There appears to be numerous untested drill targets as shown on the soil geochemical surveys and previous geophysical survey. These were found to be within the Clearwater Stream Formation.  It is anticipated that this new mineralization may be correlated down dip to the southeast and southwest of the know mineralization found in historical holes S-435 and S-436. These two historical diamond drill holes intersected very intersecting values. Hole #S-436 intersected 23.16 meters of 1.53% Cu, 1.55% Pb and 0.94% Zn, and Hole #S-435 intersected 20.85 meters of 1.43% Cu.3 The holes are approximately 140 meters apart and about 320 m in depth.

  1. These “historical resource estimates” are not “current resources estimate”.  The “historical resources estimate” and 0.5% Cu cut-off grade is based on a NI 43-101 technical report entitled “Technical Report Chester Copper Property New Brunswick Canada” dated May 30, 2008 (effective March 20, 2008) prepared by Robert C. Sim, P. Geo., and Bruce M. Davis, FAus IMM  for First Narrows Resources Corp and filed on www.sedar.com by First Narrows Resources Corp on June 3, 2008. Mr. Sim was the independent Qualified Person as defined by NI 43-101, and was responsible for the “historical  resource estimate”.  Explor has not taken steps to identify on what work needs to be done to upgrade or verify the “historical resource estimate” as “current mineral resources” or “mineral reserve” and a qualified person from Explor or independent third party has not done sufficient work to classify the “historical reserve estimate” as “current resources estimate” or “current mineral reserve”. Explor is not treating the “historical resource estimate” as a “current resources estimate” or “mineral reserves”. At present, to the best of Explor’s knowledge, information and belief, there is no new material scientific or technical information that would make the disclosure of the “historical resource estimate” as stated in the “historical resource estimate” contained in the 2008 NI 43-101 report as inaccurate or misleading.

    Estimations were made using ordinary kriging with a nominal block size of 2 meters. The resource estimate was generated from drill hole sample assay results and the interpretation of a geologic model which relates to the spatial distribution of copper and silver. Interpolation characteristics were defined based on the geology, drill hole spacing and geostatistical analysis of the data. The resources were classified by their proximity to the sample locations and are reported, as required by NI 43-101, according to the CIM standards on Mineral Resources and Reserves.

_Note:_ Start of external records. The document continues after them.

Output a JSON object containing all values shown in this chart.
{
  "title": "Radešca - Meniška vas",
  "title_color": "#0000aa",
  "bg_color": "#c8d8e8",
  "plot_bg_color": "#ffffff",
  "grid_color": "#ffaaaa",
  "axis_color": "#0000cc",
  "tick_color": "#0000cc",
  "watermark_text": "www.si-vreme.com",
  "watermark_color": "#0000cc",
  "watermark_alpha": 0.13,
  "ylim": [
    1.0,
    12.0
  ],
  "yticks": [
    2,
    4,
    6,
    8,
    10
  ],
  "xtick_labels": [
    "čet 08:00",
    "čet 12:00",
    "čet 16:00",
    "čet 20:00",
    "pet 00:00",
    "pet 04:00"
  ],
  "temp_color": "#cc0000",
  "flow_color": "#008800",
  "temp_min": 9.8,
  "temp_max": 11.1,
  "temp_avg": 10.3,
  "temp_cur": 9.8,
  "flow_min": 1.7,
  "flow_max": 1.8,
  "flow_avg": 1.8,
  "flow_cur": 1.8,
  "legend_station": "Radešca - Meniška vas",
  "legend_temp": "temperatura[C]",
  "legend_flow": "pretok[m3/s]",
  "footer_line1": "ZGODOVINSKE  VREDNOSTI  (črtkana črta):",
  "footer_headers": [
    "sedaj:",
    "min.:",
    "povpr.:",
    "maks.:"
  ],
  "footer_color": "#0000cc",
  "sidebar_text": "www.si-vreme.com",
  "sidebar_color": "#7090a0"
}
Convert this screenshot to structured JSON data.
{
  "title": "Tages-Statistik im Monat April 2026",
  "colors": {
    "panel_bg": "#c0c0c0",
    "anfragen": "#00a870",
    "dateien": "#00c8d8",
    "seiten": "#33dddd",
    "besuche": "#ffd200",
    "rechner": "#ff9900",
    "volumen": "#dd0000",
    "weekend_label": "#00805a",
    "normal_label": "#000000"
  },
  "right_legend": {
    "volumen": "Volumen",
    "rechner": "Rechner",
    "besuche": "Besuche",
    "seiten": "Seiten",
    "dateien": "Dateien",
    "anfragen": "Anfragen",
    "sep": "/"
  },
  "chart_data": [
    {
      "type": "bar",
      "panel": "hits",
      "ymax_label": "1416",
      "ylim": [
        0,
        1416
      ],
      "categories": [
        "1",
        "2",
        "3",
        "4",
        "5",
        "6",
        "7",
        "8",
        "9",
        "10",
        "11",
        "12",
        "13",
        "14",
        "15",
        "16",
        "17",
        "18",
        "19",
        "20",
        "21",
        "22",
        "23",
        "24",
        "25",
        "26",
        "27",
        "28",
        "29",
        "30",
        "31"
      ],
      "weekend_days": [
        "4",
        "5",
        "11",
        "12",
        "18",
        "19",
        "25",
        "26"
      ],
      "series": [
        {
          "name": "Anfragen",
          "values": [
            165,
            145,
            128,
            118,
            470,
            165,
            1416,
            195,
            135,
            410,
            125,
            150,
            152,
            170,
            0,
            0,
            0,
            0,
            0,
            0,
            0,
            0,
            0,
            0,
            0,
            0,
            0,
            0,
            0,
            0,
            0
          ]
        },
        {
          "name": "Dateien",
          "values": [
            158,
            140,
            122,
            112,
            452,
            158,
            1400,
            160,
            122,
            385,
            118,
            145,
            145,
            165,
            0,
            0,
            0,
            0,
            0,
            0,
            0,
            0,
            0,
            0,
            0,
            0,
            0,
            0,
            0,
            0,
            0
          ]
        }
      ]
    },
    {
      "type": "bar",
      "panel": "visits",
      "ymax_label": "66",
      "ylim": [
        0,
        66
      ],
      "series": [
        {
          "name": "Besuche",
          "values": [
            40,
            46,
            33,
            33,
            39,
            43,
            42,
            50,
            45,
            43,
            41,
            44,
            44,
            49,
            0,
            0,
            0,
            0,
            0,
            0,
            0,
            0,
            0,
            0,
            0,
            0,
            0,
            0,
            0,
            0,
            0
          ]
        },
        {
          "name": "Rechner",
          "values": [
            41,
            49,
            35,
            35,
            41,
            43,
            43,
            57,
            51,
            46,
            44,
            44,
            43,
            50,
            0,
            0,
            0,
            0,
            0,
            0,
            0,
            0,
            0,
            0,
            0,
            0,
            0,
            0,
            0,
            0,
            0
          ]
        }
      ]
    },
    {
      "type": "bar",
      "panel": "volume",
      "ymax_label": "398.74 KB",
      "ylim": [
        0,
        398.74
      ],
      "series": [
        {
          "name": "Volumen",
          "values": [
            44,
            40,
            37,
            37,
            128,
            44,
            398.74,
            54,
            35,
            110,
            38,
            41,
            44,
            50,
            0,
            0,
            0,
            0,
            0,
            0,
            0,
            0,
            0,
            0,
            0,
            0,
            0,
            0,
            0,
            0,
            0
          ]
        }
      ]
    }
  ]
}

    The mineral resource estimate was based on a 3-D geologic and mineralization model that integrates all exploration work on the project as of March 20, 2008. A rigorous quality control and quality assurance protocol was used on the project, including blank and reference samples with each batch of assays. All drill samples were analyzed by ICP at Activation Labs in Ancaster, Ontario, Canada. The 2006 and 2007 drill program and sampling protocol was managed by Ernest Brooks, P. Geo, CIM and F.G.A.C., the Qualified Person as defined by NI 43-101 for the Chester project. Assay quality control and quality assurance standards were managed by Mr. Sim and Mr. Davis.
  2. Source of this information is from the New Brunswick Ministry of Energy and Mines - Mineral and Petroleum’s mineral occurrence database Reference No. 71. In 1966, Sullivan Mining Group became owner of the property under the name Chester Mines Limited. Details of Holes #S-1 to S-228 are found in Assessment Report 470750 and details of Hole #S-228 to S-438 are found in Assessment Report 470747.